Pengantar
Saya tinggal di sebuah lingkungan pinggiran kota Padang. Di sekitar saya tinggal ada beberapa orang perilaku kriminal pencurian dan terkait narkoba yang telah keluar masuk penjara lebih dari tiga kali. perilakunya terus berulang dan tidak kapok. Kalau mereka bebas tampak kegelisahan kembali muncul karena ada kemungkinan pencurian atau penggerebekan oleh petugas kepolisian yang mengganggu kenyamanan. Namun pada Capres dan Cawapres awal tahun 2024 ini belum muncul pembicaraan topik penting ini.
Saya yakin, keadaan yang sama mungkin ditemukan di tempat tinggal Anda. Pelaku kriminal yang berulang kali masuk penjara tetapi tidak pernah jera. Bahkan ada pelaku yang sengaja mengulangi perbuatan kriminal agar kembali masuk penjara, katanya hidup di penjara lebih enak dan keperluan sandang pangan terpenuhi, kalau di luar susah cari duit bahkan sekedar untuk makan.

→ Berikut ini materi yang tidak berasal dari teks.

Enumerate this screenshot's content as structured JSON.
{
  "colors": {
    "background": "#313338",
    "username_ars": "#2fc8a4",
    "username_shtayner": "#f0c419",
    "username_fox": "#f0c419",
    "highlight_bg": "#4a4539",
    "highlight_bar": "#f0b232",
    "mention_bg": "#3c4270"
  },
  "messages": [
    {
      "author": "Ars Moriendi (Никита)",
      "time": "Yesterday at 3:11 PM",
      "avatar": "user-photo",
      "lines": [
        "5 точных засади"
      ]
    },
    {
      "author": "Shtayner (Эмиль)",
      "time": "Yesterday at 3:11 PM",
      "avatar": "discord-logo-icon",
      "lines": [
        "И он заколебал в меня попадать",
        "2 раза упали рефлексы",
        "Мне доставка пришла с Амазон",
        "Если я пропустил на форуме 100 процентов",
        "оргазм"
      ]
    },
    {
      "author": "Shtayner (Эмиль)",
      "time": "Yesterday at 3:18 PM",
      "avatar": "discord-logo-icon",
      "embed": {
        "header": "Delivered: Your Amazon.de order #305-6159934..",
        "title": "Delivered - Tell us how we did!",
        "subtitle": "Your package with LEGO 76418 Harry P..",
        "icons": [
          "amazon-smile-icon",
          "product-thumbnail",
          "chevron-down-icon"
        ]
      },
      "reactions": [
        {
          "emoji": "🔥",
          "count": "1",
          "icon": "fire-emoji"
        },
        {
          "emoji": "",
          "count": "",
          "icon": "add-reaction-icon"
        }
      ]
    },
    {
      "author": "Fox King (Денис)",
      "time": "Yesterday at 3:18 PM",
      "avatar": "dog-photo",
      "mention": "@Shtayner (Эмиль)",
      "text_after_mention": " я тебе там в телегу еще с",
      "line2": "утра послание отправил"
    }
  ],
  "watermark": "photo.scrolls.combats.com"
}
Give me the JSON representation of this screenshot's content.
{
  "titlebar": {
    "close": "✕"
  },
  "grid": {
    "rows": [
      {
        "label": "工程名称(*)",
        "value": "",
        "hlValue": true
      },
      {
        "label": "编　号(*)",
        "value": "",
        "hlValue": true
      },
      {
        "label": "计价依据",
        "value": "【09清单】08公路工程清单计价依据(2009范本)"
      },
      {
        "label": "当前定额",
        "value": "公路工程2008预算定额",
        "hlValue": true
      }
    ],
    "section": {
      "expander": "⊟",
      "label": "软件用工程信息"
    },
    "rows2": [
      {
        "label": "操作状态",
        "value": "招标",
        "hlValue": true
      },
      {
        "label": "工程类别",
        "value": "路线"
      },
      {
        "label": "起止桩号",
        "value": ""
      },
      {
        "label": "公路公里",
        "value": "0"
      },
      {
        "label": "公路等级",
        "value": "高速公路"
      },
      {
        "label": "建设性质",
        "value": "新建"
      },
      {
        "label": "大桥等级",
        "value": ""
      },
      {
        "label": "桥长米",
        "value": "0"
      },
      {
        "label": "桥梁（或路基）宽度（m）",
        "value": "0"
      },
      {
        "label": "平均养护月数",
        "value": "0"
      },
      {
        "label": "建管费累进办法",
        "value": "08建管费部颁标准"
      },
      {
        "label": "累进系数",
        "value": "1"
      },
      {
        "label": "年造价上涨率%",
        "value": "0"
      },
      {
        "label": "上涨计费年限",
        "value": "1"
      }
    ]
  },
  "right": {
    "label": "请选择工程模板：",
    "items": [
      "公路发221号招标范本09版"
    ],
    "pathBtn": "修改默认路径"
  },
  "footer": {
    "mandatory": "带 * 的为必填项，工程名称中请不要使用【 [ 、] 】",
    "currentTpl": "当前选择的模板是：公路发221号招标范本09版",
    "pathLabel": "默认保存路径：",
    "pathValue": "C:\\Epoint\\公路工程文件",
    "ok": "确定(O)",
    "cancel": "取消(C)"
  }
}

Gambaran kejahatan di kota Padang
Kasus narkoba di Kota Padang mengalami peningkatan selama tahun 2023, dibandingkan dengan tahun 2022. Jumlah kasus narkoba yang ditangani polisi di wilayah hukumnya berjumlah 325, dengan jumlah pelaku sebanyak 402 orang. Barang bukti yang disita polisi juga mengalami peningkatan, yaitu sebanyak 937,74 gram sabu dan 88 butir pil ekstasi.
Sementara itu, kasus kejahatan lainnya, seperti pencurian, juga tercatat sebanyak 2.953 kasus di Kota Padang sepanjang tahun 2020. Kasus yang mendominasi adalah kasus pencurian kendaraan bermotor, pencurian biasa, pencurian dengan pemberatan, serta pencurian disertai kekerasan. Angka kriminalitas di Padang tahun 2020 turun 100 persen dibandingkan tahun sebelumnya, namun masih tinggi dibandingkan kota-kota lain di Sumatera Barat.
Dari data-data tersebut menunjukkan bahwa Kota Padang masih memiliki masalah yang serius terkait dengan tindak pidana narkoba dan pencurian, yang dapat mengganggu ketertiban, keamanan, dan kesejahteraan masyarakat. Saya berpendapat bahwa penjara tidak cukup efektif untuk menyelesaikan masalah ini, karena banyak pelaku yang kembali melakukan tindak pidana setelah bebas, atau bahkan melakukan tindak pidana di dalam penjara. Saya berpendapat bahwa diperlukan solusi-solusi lain yang lebih bermanfaat, proporsional, dan restoratif, seperti alternatif pemidanaan selain penjara, yang telah saya bahas di artikel sebelumnya.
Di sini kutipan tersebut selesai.